Perkumpulan Independen Peduli Rakyat Bojonegoro (LSM PIPRB) mencatat sedikitnya 42 laporan yang masuk dari masyarakat. Aduan tersebut disampaikan melalui berbagai platform digital seperti Facebook dan TikTok, yang kini menjadi ruang baru bagi warga untuk menyampaikan keresahan sekaligus melakukan pengawasan publik.

Ketua LSM PIPRB, Manan, menjelaskan bahwa sebagian besar laporan yang diterima memiliki kesamaan substansi, yakni terkait dugaan ketidaksesuaian dalam pelaksanaan program BKKD di sejumlah desa.

“Laporan yang masuk menunjukkan adanya kekhawatiran masyarakat terhadap kualitas pelaksanaan program. Hal ini tentu perlu ditindaklanjuti secara objektif dan proporsional,” ujarnya, Selasa (31/3/2026).

Respons masyarakat di dunia maya pun cukup besar. Sejumlah komentar warganet menunjukkan harapan agar laporan tersebut dapat ditindaklanjuti secara transparan. Dukungan moral yang muncul mencerminkan meningkatnya kesadaran publik terhadap pentingnya akuntabilitas dalam pengelolaan anggaran desa.

Menanggapi hal tersebut, LSM PIPRB menyatakan komitmennya untuk melakukan verifikasi terhadap setiap laporan yang diterima. Proses ini dilakukan melalui pengumpulan data dan pengecekan langsung di lapangan guna memastikan kebenaran informasi.

“Kami tidak ingin berspekulasi. Semua laporan akan kami cek secara faktual agar hasilnya dapat dipertanggungjawabkan,” tegas Manan.

Ia juga menambahkan bahwa apabila ditemukan indikasi pelanggaran, pihaknya akan menempuh jalur sesuai ketentuan yang berlaku dengan tetap menjunjung asas praduga tak bersalah.

Sementara itu, sejumlah pihak berharap agar proses ini dapat berjalan secara transparan dan tidak menimbulkan kesalahpahaman di masyarakat.

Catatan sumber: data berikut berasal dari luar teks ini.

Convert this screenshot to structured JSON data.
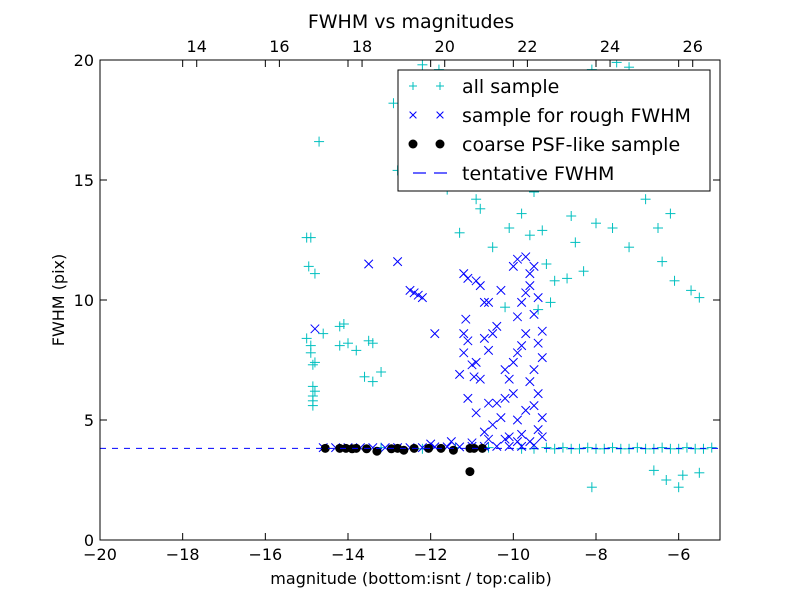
{
  "chart_data": {
    "type": "scatter",
    "title": "FWHM vs magnitudes",
    "xlabel": "magnitude (bottom:isnt / top:calib)",
    "ylabel": "FWHM (pix)",
    "xlim": [
      -20,
      -5
    ],
    "ylim": [
      0,
      20
    ],
    "x_ticks": [
      "−20",
      "−18",
      "−16",
      "−14",
      "−12",
      "−10",
      "−8",
      "−6"
    ],
    "y_ticks": [
      "0",
      "5",
      "10",
      "15",
      "20"
    ],
    "top_ticks": [
      "14",
      "16",
      "18",
      "20",
      "22",
      "24",
      "26"
    ],
    "top_axis_offset": 31.66,
    "grid": false,
    "legend_position": "top-right",
    "tentative_fwhm": 3.82,
    "series": [
      {
        "name": "all sample",
        "marker": "+",
        "color": "#00bfbf",
        "points": [
          [
            -15.0,
            12.6
          ],
          [
            -14.9,
            12.6
          ],
          [
            -14.95,
            11.4
          ],
          [
            -14.8,
            11.1
          ],
          [
            -15.0,
            8.4
          ],
          [
            -14.9,
            8.1
          ],
          [
            -14.9,
            7.8
          ],
          [
            -14.8,
            7.4
          ],
          [
            -14.85,
            7.3
          ],
          [
            -14.85,
            6.4
          ],
          [
            -14.8,
            6.2
          ],
          [
            -14.85,
            6.0
          ],
          [
            -14.85,
            5.8
          ],
          [
            -14.85,
            5.6
          ],
          [
            -14.7,
            16.6
          ],
          [
            -14.6,
            8.6
          ],
          [
            -14.2,
            8.9
          ],
          [
            -14.1,
            9.0
          ],
          [
            -14.2,
            8.1
          ],
          [
            -14.0,
            8.2
          ],
          [
            -13.8,
            7.9
          ],
          [
            -13.5,
            8.3
          ],
          [
            -13.4,
            8.2
          ],
          [
            -13.6,
            6.8
          ],
          [
            -13.4,
            6.6
          ],
          [
            -13.2,
            7.0
          ],
          [
            -12.9,
            18.2
          ],
          [
            -12.6,
            18.6
          ],
          [
            -12.2,
            19.8
          ],
          [
            -11.8,
            19.6
          ],
          [
            -12.8,
            15.4
          ],
          [
            -12.5,
            15.0
          ],
          [
            -11.6,
            14.6
          ],
          [
            -11.2,
            15.6
          ],
          [
            -10.9,
            14.2
          ],
          [
            -10.8,
            13.8
          ],
          [
            -11.3,
            12.8
          ],
          [
            -10.5,
            12.2
          ],
          [
            -10.1,
            13.0
          ],
          [
            -9.8,
            13.6
          ],
          [
            -9.6,
            12.7
          ],
          [
            -9.5,
            14.5
          ],
          [
            -9.3,
            12.9
          ],
          [
            -9.2,
            11.5
          ],
          [
            -9.0,
            10.8
          ],
          [
            -8.8,
            14.9
          ],
          [
            -8.6,
            13.5
          ],
          [
            -8.5,
            12.4
          ],
          [
            -8.3,
            17.6
          ],
          [
            -8.1,
            19.6
          ],
          [
            -7.9,
            16.8
          ],
          [
            -7.7,
            18.9
          ],
          [
            -7.5,
            19.9
          ],
          [
            -7.2,
            19.7
          ],
          [
            -7.0,
            18.2
          ],
          [
            -7.4,
            15.6
          ],
          [
            -7.0,
            16.5
          ],
          [
            -6.8,
            14.2
          ],
          [
            -6.6,
            15.2
          ],
          [
            -6.2,
            13.6
          ],
          [
            -6.5,
            13.0
          ],
          [
            -6.4,
            11.6
          ],
          [
            -6.1,
            10.8
          ],
          [
            -5.7,
            10.4
          ],
          [
            -5.5,
            10.1
          ],
          [
            -7.2,
            12.2
          ],
          [
            -7.6,
            13.0
          ],
          [
            -8.0,
            13.2
          ],
          [
            -8.3,
            11.2
          ],
          [
            -8.7,
            10.9
          ],
          [
            -9.1,
            9.9
          ],
          [
            -9.4,
            9.6
          ],
          [
            -10.2,
            9.7
          ],
          [
            -8.1,
            2.2
          ],
          [
            -6.0,
            2.2
          ],
          [
            -6.6,
            2.9
          ],
          [
            -6.3,
            2.5
          ],
          [
            -5.9,
            2.7
          ],
          [
            -5.5,
            2.8
          ],
          [
            -9.8,
            3.8
          ],
          [
            -9.5,
            3.8
          ],
          [
            -9.2,
            3.85
          ],
          [
            -9.0,
            3.8
          ],
          [
            -8.8,
            3.85
          ],
          [
            -8.6,
            3.8
          ],
          [
            -8.4,
            3.8
          ],
          [
            -8.2,
            3.85
          ],
          [
            -8.0,
            3.8
          ],
          [
            -7.8,
            3.8
          ],
          [
            -7.6,
            3.85
          ],
          [
            -7.4,
            3.8
          ],
          [
            -7.2,
            3.8
          ],
          [
            -7.0,
            3.85
          ],
          [
            -6.8,
            3.8
          ],
          [
            -6.6,
            3.8
          ],
          [
            -6.4,
            3.85
          ],
          [
            -6.2,
            3.8
          ],
          [
            -6.0,
            3.8
          ],
          [
            -5.8,
            3.85
          ],
          [
            -5.6,
            3.8
          ],
          [
            -5.4,
            3.8
          ],
          [
            -5.2,
            3.85
          ],
          [
            -13.2,
            3.85
          ],
          [
            -12.2,
            3.8
          ],
          [
            -11.4,
            3.85
          ],
          [
            -10.6,
            3.85
          ]
        ]
      },
      {
        "name": "sample for rough FWHM",
        "marker": "x",
        "color": "#0000ff",
        "points": [
          [
            -14.8,
            8.8
          ],
          [
            -13.5,
            11.5
          ],
          [
            -12.8,
            11.6
          ],
          [
            -12.5,
            10.4
          ],
          [
            -12.4,
            10.3
          ],
          [
            -12.3,
            10.2
          ],
          [
            -12.2,
            10.1
          ],
          [
            -11.9,
            8.6
          ],
          [
            -11.2,
            11.1
          ],
          [
            -11.1,
            10.9
          ],
          [
            -11.15,
            9.2
          ],
          [
            -11.2,
            8.6
          ],
          [
            -11.1,
            8.3
          ],
          [
            -11.2,
            7.8
          ],
          [
            -11.0,
            7.3
          ],
          [
            -10.9,
            7.4
          ],
          [
            -10.95,
            6.8
          ],
          [
            -10.8,
            6.7
          ],
          [
            -10.7,
            8.4
          ],
          [
            -10.6,
            7.9
          ],
          [
            -10.5,
            8.6
          ],
          [
            -10.4,
            8.9
          ],
          [
            -10.6,
            9.9
          ],
          [
            -10.7,
            9.9
          ],
          [
            -10.3,
            10.4
          ],
          [
            -10.8,
            10.6
          ],
          [
            -10.9,
            10.8
          ],
          [
            -10.6,
            5.7
          ],
          [
            -10.4,
            5.7
          ],
          [
            -10.2,
            5.9
          ],
          [
            -10.0,
            6.1
          ],
          [
            -10.1,
            6.7
          ],
          [
            -10.2,
            7.1
          ],
          [
            -10.0,
            7.4
          ],
          [
            -9.9,
            7.8
          ],
          [
            -9.8,
            8.1
          ],
          [
            -9.7,
            8.6
          ],
          [
            -9.9,
            9.3
          ],
          [
            -9.8,
            9.9
          ],
          [
            -9.7,
            10.3
          ],
          [
            -10.0,
            11.4
          ],
          [
            -9.9,
            11.7
          ],
          [
            -9.7,
            11.8
          ],
          [
            -9.6,
            11.1
          ],
          [
            -9.5,
            11.4
          ],
          [
            -9.6,
            10.6
          ],
          [
            -9.4,
            10.1
          ],
          [
            -9.5,
            9.4
          ],
          [
            -9.3,
            8.7
          ],
          [
            -9.4,
            8.2
          ],
          [
            -9.3,
            7.6
          ],
          [
            -9.5,
            7.1
          ],
          [
            -9.6,
            6.6
          ],
          [
            -9.4,
            6.1
          ],
          [
            -9.5,
            5.6
          ],
          [
            -9.3,
            5.1
          ],
          [
            -9.4,
            4.6
          ],
          [
            -9.3,
            4.3
          ],
          [
            -9.6,
            4.1
          ],
          [
            -9.8,
            4.4
          ],
          [
            -10.1,
            4.3
          ],
          [
            -9.9,
            5.0
          ],
          [
            -9.7,
            5.4
          ],
          [
            -10.3,
            5.1
          ],
          [
            -10.5,
            4.8
          ],
          [
            -10.7,
            4.5
          ],
          [
            -10.9,
            5.3
          ],
          [
            -11.1,
            5.9
          ],
          [
            -11.3,
            6.9
          ],
          [
            -9.5,
            3.95
          ],
          [
            -9.8,
            3.9
          ],
          [
            -10.1,
            3.9
          ],
          [
            -10.4,
            3.9
          ],
          [
            -10.7,
            3.9
          ],
          [
            -11.0,
            3.9
          ],
          [
            -11.3,
            3.88
          ],
          [
            -11.6,
            3.88
          ],
          [
            -11.9,
            3.88
          ],
          [
            -12.2,
            3.85
          ],
          [
            -12.5,
            3.85
          ],
          [
            -12.8,
            3.85
          ],
          [
            -13.1,
            3.85
          ],
          [
            -13.4,
            3.85
          ],
          [
            -13.7,
            3.85
          ],
          [
            -14.0,
            3.85
          ],
          [
            -14.3,
            3.85
          ],
          [
            -14.6,
            3.85
          ],
          [
            -12.0,
            4.0
          ],
          [
            -11.5,
            4.1
          ],
          [
            -11.0,
            4.05
          ],
          [
            -10.6,
            4.2
          ],
          [
            -10.2,
            4.2
          ],
          [
            -9.9,
            4.1
          ]
        ]
      },
      {
        "name": "coarse PSF-like sample",
        "marker": "o",
        "color": "#000000",
        "points": [
          [
            -14.55,
            3.82
          ],
          [
            -14.2,
            3.82
          ],
          [
            -14.05,
            3.82
          ],
          [
            -13.9,
            3.8
          ],
          [
            -13.8,
            3.82
          ],
          [
            -13.55,
            3.8
          ],
          [
            -13.3,
            3.7
          ],
          [
            -12.95,
            3.8
          ],
          [
            -12.8,
            3.82
          ],
          [
            -12.65,
            3.74
          ],
          [
            -12.4,
            3.82
          ],
          [
            -12.05,
            3.82
          ],
          [
            -11.75,
            3.82
          ],
          [
            -11.45,
            3.74
          ],
          [
            -11.05,
            3.82
          ],
          [
            -10.95,
            3.82
          ],
          [
            -10.75,
            3.82
          ],
          [
            -11.05,
            2.85
          ]
        ]
      }
    ],
    "reference_line": {
      "name": "tentative FWHM",
      "style": "dashed",
      "color": "#0000ff"
    }
  }
}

Pemerintah desa juga diharapkan dapat memberikan klarifikasi apabila diperlukan, sehingga informasi yang beredar tetap berimbang.

Fenomena ini menunjukkan bahwa masyarakat kini semakin aktif dalam mengawal pembangunan di daerahnya. Di satu sisi, hal ini menjadi tantangan, namun di sisi lain juga merupakan bentuk kontrol sosial yang konstruktif.

Dengan adanya komunikasi yang terbuka antara masyarakat, lembaga pengawas, dan pemerintah desa, diharapkan setiap program pembangunan dapat berjalan sesuai tujuan, yaitu memberikan manfaat nyata bagi kesejahteraan masyarakat. (Red)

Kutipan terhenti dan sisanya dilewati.